目隠しが外れた状態で担がれ明かり一つない道を歩いている。
「すみません。トイレに行かせてはもらえないでしょうか?」
「我慢しろ」
不機嫌そうな声で答えてくれた。
「お腹が冷えてしまって……」
今の格好はギルドで着ていた服装ではなく腹部が見えるボンデージだ。客観的に見れば背徳的で結構エロい格好だったりする。
幼女に着せる衣装ではないだろうに……。
それから数分間、我慢してやっとついた。
「ここでしろ」
ケンケンで便座(ぼっとん便所)の個室に入り、男の死角に入る。
隅の方から黒い炎が虚空から猫を象った者が現れ、今回は黒い粒子になって吸い込まれるのではなく、炎が纏わってドンドン小さくなり子猫になった。
「さっさと出てこい」
10分たった手も出てこない事に焦れて声をかけながら近づいて来る。
個室は一つしかなく、ドアにも鍵がないので普通に入ってきた。ドアの内側に身を潜め、奥にまとめている服に目が行っている間にそそくさと出て行った。
「あいつどこ行った?!」
隅にいれば明かりもないこの部屋では俺は見えまい!
慌しく探しに行った。
よし、上手くいったな!
廊下に出ても壁とくっつくぐらいに寄って当てもなく進んでいき、人型のときより夜目が利くので瓶やゴミを避けて進む。左の曲がり角の限界まで進むとドアがあり、人気がないか確認すると人型に戻り、ドアを開け中に入ると豪華そうな壺や剣、生物までいる。
「これが魔物か……」
遠目でしか見ていなかったので、そこまでだったがマジかで見るとその凶暴さがわかる。
この部屋には人間や亜人はいないようで気にせず歩けるが羞恥心がなくなった訳ではないので早く服が欲しい。
服を探すが一向に見つからず代わりに古めかしい本が一冊見つけた。
それは土の魔導書でいろいろ書かれている。これと似たような本はなくこれ一冊だけで少し残念だ。

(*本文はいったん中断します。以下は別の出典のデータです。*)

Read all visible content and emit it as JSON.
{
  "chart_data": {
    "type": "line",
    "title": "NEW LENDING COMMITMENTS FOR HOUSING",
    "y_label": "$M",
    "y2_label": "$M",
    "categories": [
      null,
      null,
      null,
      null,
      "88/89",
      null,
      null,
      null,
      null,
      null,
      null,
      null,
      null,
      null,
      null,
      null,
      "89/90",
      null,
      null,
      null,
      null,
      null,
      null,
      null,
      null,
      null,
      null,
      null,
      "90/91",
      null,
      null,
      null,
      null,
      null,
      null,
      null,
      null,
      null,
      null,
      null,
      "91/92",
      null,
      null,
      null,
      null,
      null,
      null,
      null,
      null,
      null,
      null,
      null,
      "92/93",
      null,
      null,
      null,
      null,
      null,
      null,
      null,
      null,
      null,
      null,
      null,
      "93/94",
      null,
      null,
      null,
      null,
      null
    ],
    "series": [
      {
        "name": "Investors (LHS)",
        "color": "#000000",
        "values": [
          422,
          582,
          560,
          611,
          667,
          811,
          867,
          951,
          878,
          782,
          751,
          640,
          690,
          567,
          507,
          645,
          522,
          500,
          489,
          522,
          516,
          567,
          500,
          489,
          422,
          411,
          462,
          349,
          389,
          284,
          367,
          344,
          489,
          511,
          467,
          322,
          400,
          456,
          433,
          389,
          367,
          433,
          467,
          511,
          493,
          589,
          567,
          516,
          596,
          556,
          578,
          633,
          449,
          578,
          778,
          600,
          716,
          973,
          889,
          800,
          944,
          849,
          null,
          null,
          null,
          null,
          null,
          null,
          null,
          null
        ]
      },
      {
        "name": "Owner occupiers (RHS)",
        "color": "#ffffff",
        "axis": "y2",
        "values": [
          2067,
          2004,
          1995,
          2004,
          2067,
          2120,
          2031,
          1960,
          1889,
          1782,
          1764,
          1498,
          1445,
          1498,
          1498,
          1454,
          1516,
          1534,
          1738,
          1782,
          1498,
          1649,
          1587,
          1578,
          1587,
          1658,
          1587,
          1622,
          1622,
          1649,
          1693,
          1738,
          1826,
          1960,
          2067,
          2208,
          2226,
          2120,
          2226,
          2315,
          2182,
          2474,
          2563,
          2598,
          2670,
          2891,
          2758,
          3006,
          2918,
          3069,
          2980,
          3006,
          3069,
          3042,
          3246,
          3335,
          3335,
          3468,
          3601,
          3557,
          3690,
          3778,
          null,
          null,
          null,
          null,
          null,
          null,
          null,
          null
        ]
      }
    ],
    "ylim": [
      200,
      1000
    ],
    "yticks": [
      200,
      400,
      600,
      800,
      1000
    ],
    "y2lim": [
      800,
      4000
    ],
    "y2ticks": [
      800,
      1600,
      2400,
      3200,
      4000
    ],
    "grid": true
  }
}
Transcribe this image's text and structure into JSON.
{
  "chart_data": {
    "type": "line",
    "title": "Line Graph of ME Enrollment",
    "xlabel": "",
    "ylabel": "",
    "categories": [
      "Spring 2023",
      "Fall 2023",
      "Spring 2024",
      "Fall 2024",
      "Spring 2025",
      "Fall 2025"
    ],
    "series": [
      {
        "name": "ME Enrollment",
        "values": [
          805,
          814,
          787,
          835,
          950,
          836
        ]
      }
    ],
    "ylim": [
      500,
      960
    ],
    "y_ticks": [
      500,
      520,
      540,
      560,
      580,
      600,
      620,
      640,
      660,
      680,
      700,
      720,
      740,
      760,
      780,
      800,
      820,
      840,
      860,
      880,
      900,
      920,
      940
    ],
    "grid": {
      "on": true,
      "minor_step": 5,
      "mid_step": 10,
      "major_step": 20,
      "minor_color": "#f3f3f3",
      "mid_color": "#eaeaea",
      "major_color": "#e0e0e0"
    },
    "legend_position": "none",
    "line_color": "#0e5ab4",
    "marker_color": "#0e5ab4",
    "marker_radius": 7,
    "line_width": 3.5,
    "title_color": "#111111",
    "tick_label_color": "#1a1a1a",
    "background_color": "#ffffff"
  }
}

【岩石弾】【人形製作】【石槍】【鉱物操作】など、攻撃系のものや製作系のものがある。
「……ん?」
魔導書を読んでいると文字が消えていき、思い出そうとすると一言一句思い出せる。
「形を成して作り出せ【石槍】オォ!槍が出てきた!?」
刃もついていない状態なので鈍器としてしか使えそうにない。でもいかんせんと重い。この体だと筋力が足らなくて投擲武器にも持ち歩くこと出来ない。
「まあおいていこ……」
あとは逃げるだけなんだが……。
人型で廊下で寝てる所を見つけてもらうか?いや、それだと確実に犯される確率が高い。この世界ってロリコンの温床だからな。
これはあんまりしたくないがもと来た道を戻り客に紛れるか。これが一番脱出できる確率が高いと思われる。
賢い奴ならもっといろいろ思いつくんだろうけど、俺の不出来な頭ではこれぐらいしか思いつかん……。